Somehow he wished he didn’t have one himself.

“Want a good job, George?” he asked Lunt.

“I have a good job.”

“This’ll be a better one. Rank of major, eighteen thousand a year. Commandant, Native Protection Force. And you won’t lose seniority in the constabulary; Colonel Ferguson’ll give you indefinite leave.”

“Well, cripes, Jack, I’d like to, but I don’t want to leave the kids. And I can’t take them away from the rest of the gang.”

“Bring the rest of the gang along. I’m authorized to borrow twenty men from the constabulary as a training cadre, and you only have sixteen. Your sergeants’ll get commissions, and all your men will be sergeants. I’m going to have a force of a hundred and fifty for a start.”

“You must think the Fuzzies are going to need a lot of protection.”

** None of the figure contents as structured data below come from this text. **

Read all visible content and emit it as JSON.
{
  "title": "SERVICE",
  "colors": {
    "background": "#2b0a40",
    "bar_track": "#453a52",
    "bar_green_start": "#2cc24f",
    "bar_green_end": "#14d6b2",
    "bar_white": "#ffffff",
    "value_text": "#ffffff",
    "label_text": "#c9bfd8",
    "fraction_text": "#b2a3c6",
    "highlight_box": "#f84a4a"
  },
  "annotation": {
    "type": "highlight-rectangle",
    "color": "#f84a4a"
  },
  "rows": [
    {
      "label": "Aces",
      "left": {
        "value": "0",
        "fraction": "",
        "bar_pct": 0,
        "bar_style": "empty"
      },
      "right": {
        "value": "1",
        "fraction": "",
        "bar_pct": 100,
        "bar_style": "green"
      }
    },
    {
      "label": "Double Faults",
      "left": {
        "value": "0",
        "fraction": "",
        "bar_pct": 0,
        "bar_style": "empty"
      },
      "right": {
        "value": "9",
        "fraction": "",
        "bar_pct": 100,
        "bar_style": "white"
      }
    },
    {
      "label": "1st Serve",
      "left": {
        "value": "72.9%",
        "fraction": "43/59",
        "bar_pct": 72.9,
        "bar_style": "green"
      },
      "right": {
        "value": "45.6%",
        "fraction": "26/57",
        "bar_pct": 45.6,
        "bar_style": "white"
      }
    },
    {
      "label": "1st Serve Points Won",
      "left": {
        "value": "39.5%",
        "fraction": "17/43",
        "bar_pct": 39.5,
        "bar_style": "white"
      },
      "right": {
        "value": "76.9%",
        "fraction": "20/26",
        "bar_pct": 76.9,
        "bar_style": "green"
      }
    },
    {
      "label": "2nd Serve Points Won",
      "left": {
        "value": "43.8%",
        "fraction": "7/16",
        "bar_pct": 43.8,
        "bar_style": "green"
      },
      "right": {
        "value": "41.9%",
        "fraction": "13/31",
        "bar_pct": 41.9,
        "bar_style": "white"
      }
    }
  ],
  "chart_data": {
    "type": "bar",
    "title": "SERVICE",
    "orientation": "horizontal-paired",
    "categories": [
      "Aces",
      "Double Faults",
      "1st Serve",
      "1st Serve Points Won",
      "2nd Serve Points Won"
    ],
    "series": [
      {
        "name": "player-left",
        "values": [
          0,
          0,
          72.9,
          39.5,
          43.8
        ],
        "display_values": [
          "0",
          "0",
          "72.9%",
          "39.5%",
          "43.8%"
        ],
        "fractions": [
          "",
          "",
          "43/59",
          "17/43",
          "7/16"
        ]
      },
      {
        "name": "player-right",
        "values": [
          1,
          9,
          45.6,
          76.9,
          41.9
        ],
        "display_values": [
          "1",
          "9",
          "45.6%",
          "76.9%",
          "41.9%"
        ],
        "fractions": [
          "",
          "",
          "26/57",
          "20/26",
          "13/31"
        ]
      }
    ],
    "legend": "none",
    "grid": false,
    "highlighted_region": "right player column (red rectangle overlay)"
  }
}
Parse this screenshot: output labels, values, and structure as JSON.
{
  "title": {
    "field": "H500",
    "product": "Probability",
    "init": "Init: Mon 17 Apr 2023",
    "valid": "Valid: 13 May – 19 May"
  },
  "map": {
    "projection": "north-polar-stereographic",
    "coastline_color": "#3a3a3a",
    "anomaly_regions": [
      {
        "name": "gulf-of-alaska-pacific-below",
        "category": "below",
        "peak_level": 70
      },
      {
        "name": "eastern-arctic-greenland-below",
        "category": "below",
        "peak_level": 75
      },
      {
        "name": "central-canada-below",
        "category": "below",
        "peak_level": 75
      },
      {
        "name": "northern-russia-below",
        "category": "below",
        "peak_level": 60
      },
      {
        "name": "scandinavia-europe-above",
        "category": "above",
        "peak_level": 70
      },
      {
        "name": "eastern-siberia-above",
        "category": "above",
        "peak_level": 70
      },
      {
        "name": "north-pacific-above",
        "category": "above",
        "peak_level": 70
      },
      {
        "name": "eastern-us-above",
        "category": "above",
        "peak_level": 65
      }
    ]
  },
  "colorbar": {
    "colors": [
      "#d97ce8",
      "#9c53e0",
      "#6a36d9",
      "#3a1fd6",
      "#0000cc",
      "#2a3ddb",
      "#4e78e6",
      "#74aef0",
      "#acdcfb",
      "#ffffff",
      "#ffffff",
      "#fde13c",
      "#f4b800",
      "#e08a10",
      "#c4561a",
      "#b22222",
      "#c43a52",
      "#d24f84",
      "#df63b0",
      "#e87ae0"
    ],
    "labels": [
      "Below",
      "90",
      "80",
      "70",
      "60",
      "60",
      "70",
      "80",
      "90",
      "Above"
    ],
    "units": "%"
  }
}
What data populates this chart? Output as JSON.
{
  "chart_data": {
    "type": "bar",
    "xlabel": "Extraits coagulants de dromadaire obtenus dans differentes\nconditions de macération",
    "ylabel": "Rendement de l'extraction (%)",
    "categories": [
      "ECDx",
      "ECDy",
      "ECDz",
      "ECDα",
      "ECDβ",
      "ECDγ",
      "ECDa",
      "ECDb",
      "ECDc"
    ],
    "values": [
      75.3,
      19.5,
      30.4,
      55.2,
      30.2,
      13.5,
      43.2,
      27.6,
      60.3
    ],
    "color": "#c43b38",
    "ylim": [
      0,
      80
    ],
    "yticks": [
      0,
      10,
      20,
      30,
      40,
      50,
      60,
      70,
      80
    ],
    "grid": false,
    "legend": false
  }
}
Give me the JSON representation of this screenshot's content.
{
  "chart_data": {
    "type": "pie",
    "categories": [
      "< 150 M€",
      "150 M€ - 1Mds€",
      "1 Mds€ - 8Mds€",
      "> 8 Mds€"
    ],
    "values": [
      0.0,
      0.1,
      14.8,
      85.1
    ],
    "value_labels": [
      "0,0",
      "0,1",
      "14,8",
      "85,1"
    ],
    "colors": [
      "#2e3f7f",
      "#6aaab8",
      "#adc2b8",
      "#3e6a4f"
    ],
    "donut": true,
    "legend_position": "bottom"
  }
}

“They will. The whole country between the Cordilleras and the West Coast Range will be Fuzzy Reservation and that’ll have to be policed. Then the Fuzzies outside that will have to be protected. You know what’s going to happen. Everybody wants Fuzzies; why, even Judge Pendarvis approached me about getting a pair for his wife. There’ll be gangs hunting them to sell, using stun-bombs and sleepgas and everything. I’m going to have to set up an adoption bureau; Ruth will be in charge of that. And that’ll mean a lot of investigators—”

Oh, it was going to be one hell of a job! Fifty thousand a year would be chicken feed to what he’d lose by not working his diggings. But somebody would have to do it, and the Fuzzies were his responsibility.

Hadn’t he gone to law to prove their sapience?